Venezuela

Ist der soziale Wandel in Venezuela unumkehrbar?

Wochenzeitung Freitag führt Interview mit schweizer Ex-Botschafter Suter

Es gibt Leute in Venezuela, die sagen, die gescheiterte neue Verfassung wäre ein erster Schritt zur Diktatur gewesen.

Man muss gewiss kritische Fragen stellen. Allerdings waren die Reformvorschläge dort kohärent, wo es um die Vertiefung der Partizipation ging. So gibt es seit zwei Jahren den parlamentarismo de la calle - den Parlamentarismus der Straße -, bei dem Abgeordnete ihre Vorschläge der Bevölkerung vorlegen und mit ihr diskutieren. Dies war in der neuen Verfassung festgehalten.

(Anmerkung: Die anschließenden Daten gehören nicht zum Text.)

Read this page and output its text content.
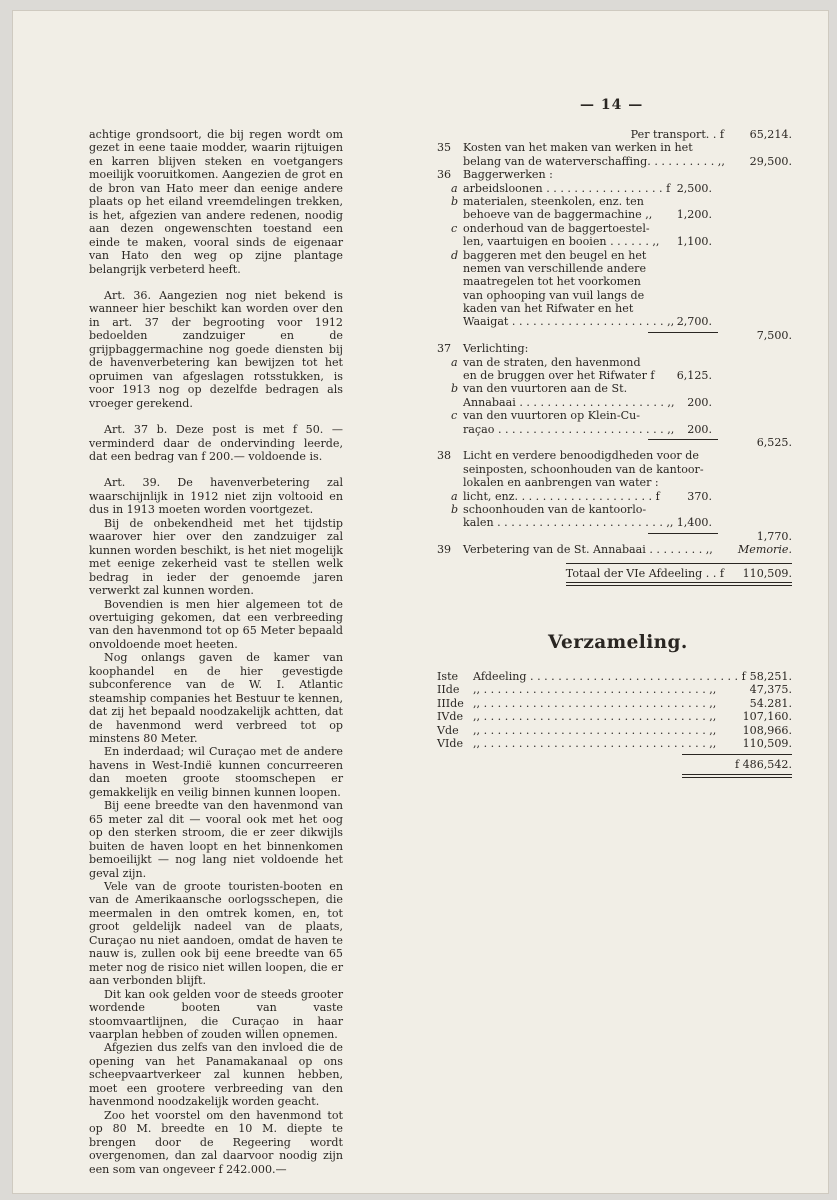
— 14 —

achtige grondsoort, die bij regen wordt om gezet in eene taaie modder, waarin rijtuigen en karren blijven steken en voetgangers moeilijk vooruitkomen. Aangezien de grot en de bron van Hato meer dan eenige andere plaats op het eiland vreemdelingen trekken, is het, afgezien van andere redenen, noodig aan dezen ongewenschten toestand een einde te maken, vooral sinds de eigenaar van Hato den weg op zijne plantage belangrijk verbeterd heeft.

Art. 36. Aangezien nog niet bekend is wanneer hier beschikt kan worden over den in art. 37 der begrooting voor 1912 bedoelden zandzuiger en de grijpbaggermachine nog goede diensten bij de havenverbetering kan bewijzen tot het opruimen van afgeslagen rotsstukken, is voor 1913 nog op dezelfde bedragen als vroeger gerekend.

Art. 37 b. Deze post is met f 50. — verminderd daar de ondervinding leerde, dat een bedrag van f 200.— voldoende is.

Art. 39. De havenverbetering zal waarschijnlijk in 1912 niet zijn voltooid en dus in 1913 moeten worden voortgezet.

Bij de onbekendheid met het tijdstip waarover hier over den zandzuiger zal kunnen worden beschikt, is het niet mogelijk met eenige zekerheid vast te stellen welk bedrag in ieder der genoemde jaren verwerkt zal kunnen worden.

Bovendien is men hier algemeen tot de overtuiging gekomen, dat een verbreeding van den havenmond tot op 65 Meter bepaald onvoldoende moet heeten.

Nog onlangs gaven de kamer van koophandel en de hier gevestigde subconference van de W. I. Atlantic steamship companies het Bestuur te kennen, dat zij het bepaald noodzakelijk achtten, dat de havenmond werd verbreed tot op minstens 80 Meter.

En inderdaad; wil Curaçao met de andere havens in West-Indië kunnen concurreeren dan moeten groote stoomschepen er gemakkelijk en veilig binnen kunnen loopen.

Bij eene breedte van den havenmond van 65 meter zal dit — vooral ook met het oog op den sterken stroom, die er zeer dikwijls buiten de haven loopt en het binnenkomen bemoeilijkt — nog lang niet voldoende het geval zijn.

Vele van de groote touristen-booten en van de Amerikaansche oorlogsschepen, die meermalen in den omtrek komen, en, tot groot geldelijk nadeel van de plaats, Curaçao nu niet aandoen, omdat de haven te nauw is, zullen ook bij eene breedte van 65 meter nog de risico niet willen loopen, die er aan verbonden blijft.

Dit kan ook gelden voor de steeds grooter wordende booten van vaste stoomvaartlijnen, die Curaçao in haar vaarplan hebben of zouden willen opnemen.

Afgezien dus zelfs van den invloed die de opening van het Panamakanaal op ons scheepvaartverkeer zal kunnen hebben, moet een grootere verbreeding van den havenmond noodzakelijk worden geacht.

Zoo het voorstel om den havenmond tot op 80 M. breedte en 10 M. diepte te brengen door de Regeering wordt overgenomen, dan zal daarvoor noodig zijn een som van ongeveer f 242.000.—

Per transport. . f 65,214.
35 Kosten van het maken van werken in het
belang van de waterverschaffing. . . . . . . . . . ,, 29,500.
36 Baggerwerken :
a arbeidsloonen . . . . . . . . . . . . . . . . . f 2,500.
b materialen, steenkolen, enz. ten
behoeve van de baggermachine ,, 1,200.
c onderhoud van de baggertoestel-
len, vaartuigen en booien . . . . . . ,, 1,100.
d baggeren met den beugel en het
nemen van verschillende andere
maatregelen tot het voorkomen
van ophooping van vuil langs de
kaden van het Rifwater en het
Waaigat . . . . . . . . . . . . . . . . . . . . . . ,, 2,700.
7,500.
37 Verlichting:
a van de straten, den havenmond
en de bruggen over het Rifwater f 6,125.
b van den vuurtoren aan de St.
Annabaai . . . . . . . . . . . . . . . . . . . . . ,, 200.
c van den vuurtoren op Klein-Cu-
raçao . . . . . . . . . . . . . . . . . . . . . . . . ,, 200.
6,525.
38 Licht en verdere benoodigdheden voor de
seinposten, schoonhouden van de kantoor-
lokalen en aanbrengen van water :
a licht, enz. . . . . . . . . . . . . . . . . . . . f 370.
b schoonhouden van de kantoorlo-
kalen . . . . . . . . . . . . . . . . . . . . . . . . ,, 1,400.
1,770.
39 Verbetering van de St. Annabaai . . . . . . . . ,, Memorie.
Totaal der VIe Afdeeling . . f 110,509.
Verzameling.
Iste Afdeeling . . . . . . . . . . . . . . . . . . . . . . . . . . . . . . f 58,251.
IIde ,, . . . . . . . . . . . . . . . . . . . . . . . . . . . . . . . . ,,	47,375.
IIIde ,, . . . . . . . . . . . . . . . . . . . . . . . . . . . . . . . . ,,	54.281.
IVde ,, . . . . . . . . . . . . . . . . . . . . . . . . . . . . . . . . ,, 107,160.
Vde ,, . . . . . . . . . . . . . . . . . . . . . . . . . . . . . . . . ,, 108,966.
VIde ,, . . . . . . . . . . . . . . . . . . . . . . . . . . . . . . . . ,, 110,509.
f 486,542.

Ist denn ein Umdenken so schnell möglich?

Inzwischen ist den Menschen bewusst, dass sie mitreden können. Wie das Ganze in eine Form gebracht werden soll, damit es auch wirksam ist, darüber ist ein Lernprozess im Gange. In Venezuela versucht man, die vielfach beschworene Bekämpfung der Armut tatsächlich umzusetzen. Erstmals in der Geschichte des Subkontinents übernimmt ein Staat die Verantwortung für soziale Veränderungen, statt sie wie sonst üblich den nichtstaatlichen Organisationen zu überlassen.

Ist Venezuela bereits soweit, dass sich der Wandel nicht mehr rückgängig machen lässt?

Der ist weit vorangeschritten, aber noch nicht hundertprozentig sicher. Die Regierung hatte auch noch nicht genug Zeit. Die ersten drei Jahre nach der Wahl von Hugo Chávez 1999 stand sie in einem politischen Abwehrkampf. Chávez war blockiert - durch Streiks, den Putschversuch oder Aktionen zu seiner Abwahl. Erst als die Opposition ihren Widerstand aufgegeben hatte, konnte er mit der Arbeit beginnen. Das war im Frühling 2003, damals haben auch die misiones angefangen, die Sozialprojekte in den Kommunen. Inzwischen sind die Sozialreformen eine Tatsache. Selbst die Opposition engagiert sich heute für diese Reformen, will sie weiterführen, natürlich anders. Allein dies zeigt, dass Chávez nicht die falschen Grundfragen gestellt hat.

Ist die internationale Berichterstattung über Venezuela noch glaubwürdig?

Sie besteht in vielen Medien häufig aus Halbwahrheiten. Es wird nichts Falsches berichtet, denn natürlich gibt es Proteste oder auch Korruption, doch die andere Seite wird verschwiegen. So wird nicht gesagt, dass etwa Korruption ein Aspekt des sozialen Verhaltens ist, das nicht so schnell geändert werden kann - es aber Versuche gibt, dies zu überwinden. Freilich sind auch die nationalen, regierungstreuen Medien nicht sehr objektiv.

Walter Suter war von 2003 bis zu seiner Pensionierung im August 2007 Botschafter der Schweiz in Venezuela.